I was in the ninth grade and I had to get home instruction. I had Mr. Stonehill for three hours a week for academics, and then I had Julie Mahl as my art teacher. She was the one who encouraged me to go to a specialized art school, like the School of Industrial Art. She loved the work that I did. She used to tell my mother I was a sponge. I just soaked up everything. She told me something, and then I did it, so I felt very empowered. I finally learned how to learn, academically.

Before I broke my leg, I wasn’t really a great academic student at all. Somehow learning escaped me. I was always a dreamer. If I got a seventy-five in class I’d be happy, but it eroded my confidence. The one-on-one was very good for me. With Mr. Stonehill, I learned how to pay attention. I learned how to learn, and I liked it. Heaven forbid. I liked school! Because of the tutors, I knew I could be a better student.

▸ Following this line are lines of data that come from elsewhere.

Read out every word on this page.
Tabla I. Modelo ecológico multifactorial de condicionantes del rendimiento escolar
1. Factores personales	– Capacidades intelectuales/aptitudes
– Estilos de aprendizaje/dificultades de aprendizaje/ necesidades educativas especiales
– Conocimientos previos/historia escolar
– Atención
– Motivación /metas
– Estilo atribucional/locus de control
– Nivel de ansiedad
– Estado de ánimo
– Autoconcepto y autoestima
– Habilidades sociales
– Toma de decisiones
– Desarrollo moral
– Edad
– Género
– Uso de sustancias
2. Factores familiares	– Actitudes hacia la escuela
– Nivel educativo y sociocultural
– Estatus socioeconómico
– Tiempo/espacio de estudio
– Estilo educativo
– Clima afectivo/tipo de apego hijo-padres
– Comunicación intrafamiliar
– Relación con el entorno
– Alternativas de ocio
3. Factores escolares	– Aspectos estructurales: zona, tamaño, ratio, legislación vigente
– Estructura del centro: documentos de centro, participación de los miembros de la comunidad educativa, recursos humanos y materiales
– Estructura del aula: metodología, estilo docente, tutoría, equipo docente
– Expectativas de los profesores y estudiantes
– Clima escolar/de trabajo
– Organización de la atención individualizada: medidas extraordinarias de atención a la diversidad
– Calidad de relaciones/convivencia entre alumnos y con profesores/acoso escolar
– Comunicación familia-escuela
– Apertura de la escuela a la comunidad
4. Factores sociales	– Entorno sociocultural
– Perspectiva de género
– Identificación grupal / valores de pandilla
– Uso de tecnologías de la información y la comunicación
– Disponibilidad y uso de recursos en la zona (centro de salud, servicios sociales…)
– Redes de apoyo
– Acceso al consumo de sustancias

I also never felt very popular in middle school. Because of my upbringing, I wasn’t allowed out that much so I wasn’t integrated into a social group. Everyone was out after school, making friends, but my family was more strict. I said to myself, when I go to high school, I’m gonna completely change myself and I’m gonna go with the crowd I want to be with. That’s what I did. That was my epiphany. I was going to like myself better.

You know, I was an artist even then. I was really the same person as I am now. When you’re young, you think you’re gonna change when you grow up. Somehow you think you’re gonna be different. When I was ten, I thought, What am I gonna be fifteen years from now? And at twenty-five, I used to think, I wonder what I’m gonna be like when I’m forty? I was exactly the same. Now [in 2012] I’m seventy-three. I’m exactly the same. I’m not any different than when I was younger.